Quand j’ai vu à Gibert ce magnifique petit livre, je l’ai pris sans même savoir de quoi cela parlait, ni même qui était Torgny Lindgren. Maintenant, je regrette que personne ne m’ait jamais dit que cet écrivain était génial. Heureusement qu’Actes Sud sait faire vivre son fonds. Ils ont lancé, en novembre 2013, une nouvelle collection « les inépuisables » dans ce but. Ils expliquent comment dès le début du livre
Si vous avez acheté ce livre il y a de grandes chances que vous le transmettiez un jour à votre descendance. « les inépuisables » réalisent, en effet, une promesse que se font sans doute beaucoup d’éditeurs : rassembler dans une collection de prestige quelque-uns parmi les plus beaux titres du fonds, et apporter à ces ouvrages une présentation particulièrement soignée.
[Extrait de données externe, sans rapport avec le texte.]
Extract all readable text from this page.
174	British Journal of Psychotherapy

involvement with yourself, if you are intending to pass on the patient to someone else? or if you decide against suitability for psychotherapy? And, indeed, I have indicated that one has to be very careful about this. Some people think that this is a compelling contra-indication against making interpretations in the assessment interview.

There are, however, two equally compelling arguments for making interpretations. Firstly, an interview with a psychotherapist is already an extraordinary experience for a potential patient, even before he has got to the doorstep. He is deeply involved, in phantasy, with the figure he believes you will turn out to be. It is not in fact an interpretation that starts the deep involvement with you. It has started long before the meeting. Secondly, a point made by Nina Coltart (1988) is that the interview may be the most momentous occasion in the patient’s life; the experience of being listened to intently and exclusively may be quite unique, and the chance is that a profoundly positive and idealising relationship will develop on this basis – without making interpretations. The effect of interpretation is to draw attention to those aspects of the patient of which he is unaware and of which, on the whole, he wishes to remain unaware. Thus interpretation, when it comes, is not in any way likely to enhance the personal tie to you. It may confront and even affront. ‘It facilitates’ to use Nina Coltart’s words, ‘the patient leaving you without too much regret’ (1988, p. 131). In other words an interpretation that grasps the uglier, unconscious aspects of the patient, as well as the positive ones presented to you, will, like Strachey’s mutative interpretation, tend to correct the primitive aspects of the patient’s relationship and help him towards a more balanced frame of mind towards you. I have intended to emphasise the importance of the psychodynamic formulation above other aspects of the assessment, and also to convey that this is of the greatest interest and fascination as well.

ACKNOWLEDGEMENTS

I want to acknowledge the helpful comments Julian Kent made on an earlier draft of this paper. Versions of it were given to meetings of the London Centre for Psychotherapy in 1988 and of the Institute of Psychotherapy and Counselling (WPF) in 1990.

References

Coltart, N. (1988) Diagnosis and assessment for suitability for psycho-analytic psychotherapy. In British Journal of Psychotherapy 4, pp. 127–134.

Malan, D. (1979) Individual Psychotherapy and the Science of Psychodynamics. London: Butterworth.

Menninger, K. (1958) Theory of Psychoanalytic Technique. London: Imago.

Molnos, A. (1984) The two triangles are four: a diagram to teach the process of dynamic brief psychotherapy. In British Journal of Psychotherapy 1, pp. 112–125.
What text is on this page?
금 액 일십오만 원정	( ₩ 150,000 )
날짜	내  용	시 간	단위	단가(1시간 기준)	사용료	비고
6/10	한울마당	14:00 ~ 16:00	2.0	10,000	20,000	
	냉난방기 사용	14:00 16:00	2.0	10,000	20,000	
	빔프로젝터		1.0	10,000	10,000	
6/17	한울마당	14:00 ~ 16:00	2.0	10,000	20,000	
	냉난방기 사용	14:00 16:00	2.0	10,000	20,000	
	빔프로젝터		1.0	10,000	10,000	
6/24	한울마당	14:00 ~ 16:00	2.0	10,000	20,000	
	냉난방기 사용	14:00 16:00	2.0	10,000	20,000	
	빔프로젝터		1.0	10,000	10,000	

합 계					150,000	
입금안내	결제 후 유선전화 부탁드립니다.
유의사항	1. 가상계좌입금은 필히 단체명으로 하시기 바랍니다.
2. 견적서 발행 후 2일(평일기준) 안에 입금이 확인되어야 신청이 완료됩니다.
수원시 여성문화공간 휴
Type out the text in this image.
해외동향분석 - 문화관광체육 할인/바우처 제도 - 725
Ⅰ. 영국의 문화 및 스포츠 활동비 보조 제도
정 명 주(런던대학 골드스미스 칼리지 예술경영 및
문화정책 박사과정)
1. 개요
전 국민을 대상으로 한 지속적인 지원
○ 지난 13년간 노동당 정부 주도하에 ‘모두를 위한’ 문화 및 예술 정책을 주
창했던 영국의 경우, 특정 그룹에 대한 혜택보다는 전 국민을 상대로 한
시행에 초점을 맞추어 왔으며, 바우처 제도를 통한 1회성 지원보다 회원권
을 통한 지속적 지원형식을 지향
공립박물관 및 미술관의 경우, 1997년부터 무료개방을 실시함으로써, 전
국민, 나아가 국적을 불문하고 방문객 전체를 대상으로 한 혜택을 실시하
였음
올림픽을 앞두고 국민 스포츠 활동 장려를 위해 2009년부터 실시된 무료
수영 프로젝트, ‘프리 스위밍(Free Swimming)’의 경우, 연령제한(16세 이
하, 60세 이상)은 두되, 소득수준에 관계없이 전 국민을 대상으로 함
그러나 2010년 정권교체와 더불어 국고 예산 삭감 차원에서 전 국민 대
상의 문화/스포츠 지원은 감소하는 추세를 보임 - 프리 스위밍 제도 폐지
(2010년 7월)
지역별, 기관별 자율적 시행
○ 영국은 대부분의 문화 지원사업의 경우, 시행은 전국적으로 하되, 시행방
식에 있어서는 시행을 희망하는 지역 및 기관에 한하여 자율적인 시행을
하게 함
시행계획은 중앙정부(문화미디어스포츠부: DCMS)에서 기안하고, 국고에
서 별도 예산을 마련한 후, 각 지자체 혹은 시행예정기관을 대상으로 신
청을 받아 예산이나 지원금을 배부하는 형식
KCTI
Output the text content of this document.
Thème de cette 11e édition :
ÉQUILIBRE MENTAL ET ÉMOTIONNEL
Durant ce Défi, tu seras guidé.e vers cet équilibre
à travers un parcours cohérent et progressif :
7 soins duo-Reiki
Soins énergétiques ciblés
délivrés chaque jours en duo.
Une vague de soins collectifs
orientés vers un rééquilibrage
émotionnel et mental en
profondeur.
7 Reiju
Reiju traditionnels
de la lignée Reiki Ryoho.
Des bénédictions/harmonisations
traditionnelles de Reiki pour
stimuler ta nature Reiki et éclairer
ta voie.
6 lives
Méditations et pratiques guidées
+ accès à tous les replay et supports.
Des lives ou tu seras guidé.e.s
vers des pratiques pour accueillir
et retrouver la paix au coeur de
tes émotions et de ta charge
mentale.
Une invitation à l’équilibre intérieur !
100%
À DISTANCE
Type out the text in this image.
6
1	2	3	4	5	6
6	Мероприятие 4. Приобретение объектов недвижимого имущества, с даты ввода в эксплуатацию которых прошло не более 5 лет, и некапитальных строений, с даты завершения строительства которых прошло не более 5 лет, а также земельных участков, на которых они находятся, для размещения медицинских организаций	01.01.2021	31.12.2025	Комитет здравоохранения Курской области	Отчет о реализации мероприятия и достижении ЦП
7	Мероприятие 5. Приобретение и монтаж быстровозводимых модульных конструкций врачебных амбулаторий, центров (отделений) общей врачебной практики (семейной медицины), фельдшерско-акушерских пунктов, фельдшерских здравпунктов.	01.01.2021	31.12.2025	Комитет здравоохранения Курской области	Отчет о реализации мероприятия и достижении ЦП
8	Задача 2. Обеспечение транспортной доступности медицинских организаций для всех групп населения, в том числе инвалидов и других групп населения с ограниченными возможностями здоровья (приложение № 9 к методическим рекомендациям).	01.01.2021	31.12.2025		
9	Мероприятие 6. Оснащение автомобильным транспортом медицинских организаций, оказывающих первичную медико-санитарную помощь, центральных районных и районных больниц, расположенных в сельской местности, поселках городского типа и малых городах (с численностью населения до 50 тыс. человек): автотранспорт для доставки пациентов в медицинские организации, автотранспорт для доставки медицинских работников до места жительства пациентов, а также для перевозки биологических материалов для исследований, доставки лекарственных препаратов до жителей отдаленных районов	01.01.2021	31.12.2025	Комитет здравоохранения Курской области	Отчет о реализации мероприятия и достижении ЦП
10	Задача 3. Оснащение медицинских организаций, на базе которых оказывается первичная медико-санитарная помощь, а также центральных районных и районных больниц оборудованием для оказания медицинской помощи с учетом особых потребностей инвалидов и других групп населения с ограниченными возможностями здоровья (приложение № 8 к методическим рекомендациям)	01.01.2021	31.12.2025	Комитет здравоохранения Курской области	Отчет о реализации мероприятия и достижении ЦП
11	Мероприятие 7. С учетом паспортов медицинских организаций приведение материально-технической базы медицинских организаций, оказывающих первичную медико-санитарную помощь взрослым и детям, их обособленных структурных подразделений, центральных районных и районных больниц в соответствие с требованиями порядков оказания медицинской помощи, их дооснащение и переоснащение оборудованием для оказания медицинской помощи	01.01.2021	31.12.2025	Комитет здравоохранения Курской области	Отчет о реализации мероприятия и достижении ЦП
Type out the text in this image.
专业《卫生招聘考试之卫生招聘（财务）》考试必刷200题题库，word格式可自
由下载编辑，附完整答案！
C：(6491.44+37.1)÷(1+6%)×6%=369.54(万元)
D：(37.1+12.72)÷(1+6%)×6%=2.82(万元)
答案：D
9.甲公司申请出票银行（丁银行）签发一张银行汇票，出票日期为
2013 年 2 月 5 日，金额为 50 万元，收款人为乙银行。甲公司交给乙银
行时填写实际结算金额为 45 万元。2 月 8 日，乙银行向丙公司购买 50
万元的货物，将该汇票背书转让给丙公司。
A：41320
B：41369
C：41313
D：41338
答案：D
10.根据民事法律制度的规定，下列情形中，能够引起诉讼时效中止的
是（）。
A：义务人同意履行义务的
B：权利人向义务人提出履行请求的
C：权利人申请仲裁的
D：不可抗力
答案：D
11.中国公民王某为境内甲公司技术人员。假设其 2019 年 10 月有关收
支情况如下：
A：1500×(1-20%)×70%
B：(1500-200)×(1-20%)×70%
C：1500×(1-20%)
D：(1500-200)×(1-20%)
Imprimés au début du troisième millénaire, alors que souffle sur le livre un vent de dématérialisation, « les inépuisables » réaffirment, par une fabrication exigeante, la pérennité d’un objet aussi choisi que son contenu : comme leur nom le suggère, « les inépuisables »sont conçus pour durer des siècles.
Dans Le Chemin du Serpent, on est en Suède dans la deuxième moitié du XIXe siècle, une Suède que l’on pourrait qualifier de très religieuse, tout du moins dans les campagnes. Un homme simple interpelle Dieu pour qu’Il lui explique la destruction de sa famille. Le grand-père de cet homme s’est endetté au près du propriété du magasin de la région. Il se suicide en laissant sa femme, sa fille, veuve, et son petit-fils qui vient juste de naître se débrouiller avec la ferme. Le propriétaire du magasin en prend le contrôle et vient demander un fermage. Les habitants ne pouvant pas payer, il exige que la jeune fille paye en nature. Cela recommencera chaque année comme cela et cela ira même en s’aggravant puisqu’il leur ouvre un crédit qu’ils ne peuvent payer que par la même méthode.
Quand le propriétaire meurt, le fils prend le relais. Pourtant, cela s’arrangera quand un homme arrivera pour aider la famille qui s’est agrandit entre temps. Cela durera un peu, jusqu’à ce que le nouveau propriétaire fasse enfermer l’homme. La femme aura eu deux enfants de lui.
Le problème est qu’à un moment elle devient trop vieille, et elle doit donc être remplacée …
C’est une histoire tragique que raconte Torgny Lindgren puisque toutes les catastrophes s’abattront sur la famille au cours du temps (la mort, la pauvreté, la misère), que trois femmes subiront le joug de deux hommes abominables.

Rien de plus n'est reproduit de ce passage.